Facebook’s "Project Beacon" To Spotlight Your Online Shopping Habits
TechCrunch has been able to obtain some details about what Facebook is going to announce next week at ad:tech next week. At least part of the announcement is said to revolve around a project that has been known internally as ‘Project Beacon’ – an apparent collaboration between Facebook and various 3rd party sites that will allow Facebook to pipe into user’s feeds information such as recent purchases on the 3rd party site (MG has just bought “Everyone Poops” at Barnes&Noble.com).
I’m completely with Nick O’Neil here thinking this sounds like a bad idea. Who on Earth wants everyone to know what they purchased on another site, and who on Earth would care what their friend purchased? Maybe if it was something boast-worthy like a new Porsche, I could see it, but you don’t buy those online, you buy things like books and movies (and Canadian prescription drugs) – which you already list in your Interests area on Facebook. They might as well just add a personal spending counter to every friend feed (MG spent $85 on crap this month at Amazon).
There is definitely a line between interesting information and information that is clearly just there to use for advertisers and Facebook appears ready to cross it. As Nick rightly points out, if users were up in arms when Facebook first launched the ‘News Feed’ last year, what are they going to think of this?

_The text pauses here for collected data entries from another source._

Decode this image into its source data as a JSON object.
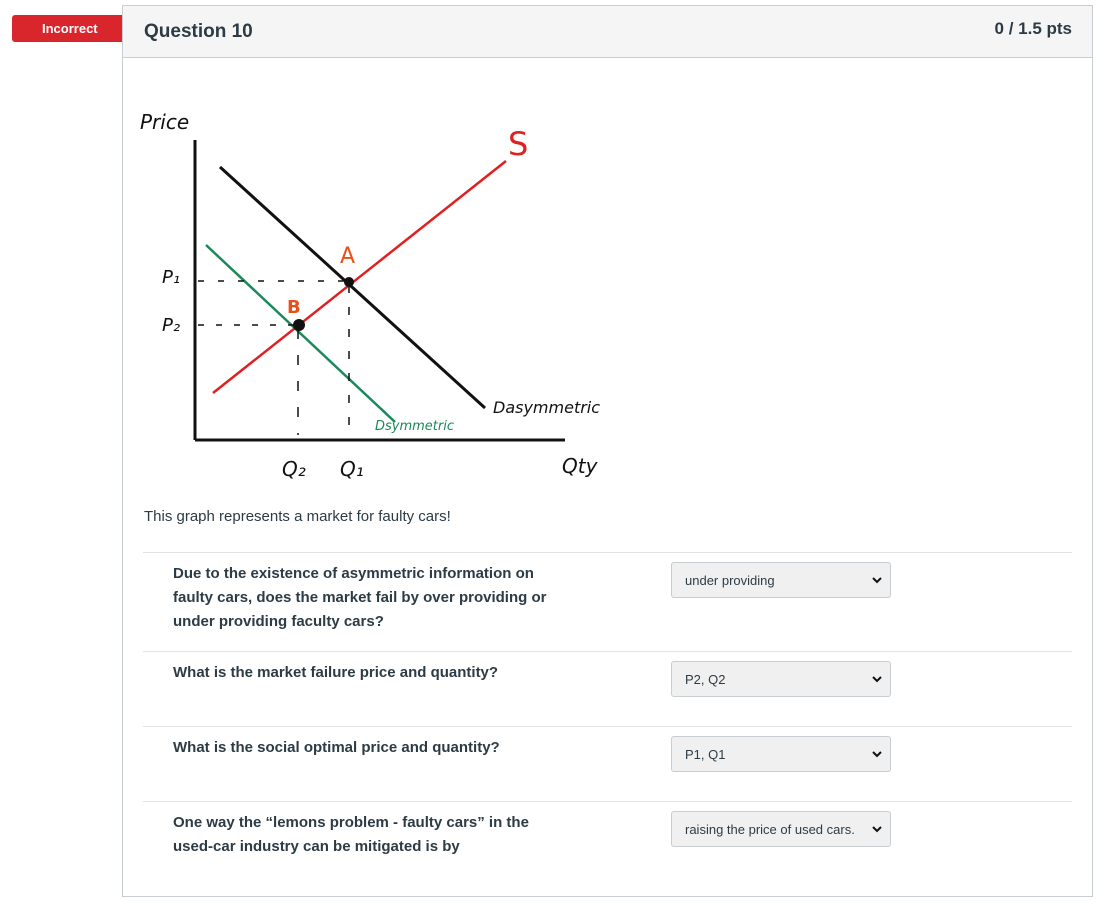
{
  "status": {
    "label": "Incorrect",
    "color": "#d9262c"
  },
  "question": {
    "title": "Question 10",
    "points": "0 / 1.5 pts"
  },
  "graph": {
    "price_label": "Price",
    "qty_label": "Qty",
    "p1_label": "P₁",
    "p2_label": "P₂",
    "q1_label": "Q₁",
    "q2_label": "Q₂",
    "supply_label": "S",
    "point_a_label": "A",
    "point_b_label": "B",
    "d_asymmetric_label": "Dasymmetric",
    "d_symmetric_label": "Dsymmetric",
    "colors": {
      "supply": "#e02020",
      "d_asymmetric": "#111111",
      "d_symmetric": "#1a8a5a",
      "point_labels": "#e8501a"
    }
  },
  "caption": "This graph represents a market for faulty cars!",
  "questions": [
    {
      "text": "Due to the existence of asymmetric information on faulty cars, does the market fail by over providing or under providing faculty cars?",
      "answer": "under providing"
    },
    {
      "text": "What is the market failure price and quantity?",
      "answer": "P2, Q2"
    },
    {
      "text": "What is the social optimal price and quantity?",
      "answer": "P1, Q1"
    },
    {
      "text": "One way the “lemons problem - faulty cars” in the used-car industry can be mitigated is by",
      "answer": "raising the price of used cars."
    }
  ]
}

I, for one, liked the ‘News Feeds’ from day 1 last year and didn’t see what all the fuss was about (all of that info was already out there, Facebook just streamlined it), but this is something different because it’s not about keeping your friends up-to-date with useful information about yourself, it’s simply marketing dressed up as information about yourself.
Perhaps the first two rules of ‘Project Beacon’ should be: You DO NOT tell the public about ‘Project Beacon’.